Abre a porta de casa. Olha a chuva que cai bruta no chão, destruindo os pequenos canteiros em torno dos plátanos, lavando com violência o ar, o céu, as estradas, as paredes. Fecha a porta num estrondo e sai a correr.

Só assim. Sai. E a correr.

Uma perna, depois a outra, rápidas e ritmadas, levando-a de metro em metro, sem destino.

Só assim. Um passo. Depois o outro.

A chuva ensopa-lhe a roupa tornando a corrida mais pesada. Mas a dor do peso não é nada, é só carne dorida, e isso, ainda assim, é vida.

As pernas continuam ritmadas, ultrapassando os segundos, levando-a sem destino, levando-a, só, daqui para ali.

Chora o céu em cascata, na alma que lhe escorre dos poros, nas nuvens pretas e carregadas, nas ruas desertas e limpas.

O mundo é dela naquele momento. Inspira, traz para dentro de si o ar lavado, expira, libertando parte da água estagnada no peito. E as pernas levando-a ritmadas, uma, depois a outra, em frente e indiferentes. Ao como, ao onde e ao porquê.

Passa os primeiros quarteirões, cantam agora os trovões, como som de fundo à chuva furiosa, vira à direita e entra no parque. Continua a correr pelo meio das árvores, sem pensar, deixando apenas sair a energia, a dor, a água podre que lhe ensopa o sangue.

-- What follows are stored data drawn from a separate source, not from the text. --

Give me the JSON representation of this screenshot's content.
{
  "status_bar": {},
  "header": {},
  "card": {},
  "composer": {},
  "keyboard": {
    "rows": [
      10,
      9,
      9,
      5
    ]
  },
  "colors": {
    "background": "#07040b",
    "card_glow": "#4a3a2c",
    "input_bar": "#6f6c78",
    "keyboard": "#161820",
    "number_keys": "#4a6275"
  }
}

Pisa uma poça enlameada, perde o sapato e cai de joelhos no chão, molhada, suja, ferida, exausta. Grita do fundo de si, na esperança leve e ténue de lhe chover o coração.

Mas a chuva cai do céu, apenas. E a tempestade morta que sente na alma, foge-lhe da voz e cola-se na lágrima que não consegue chorar.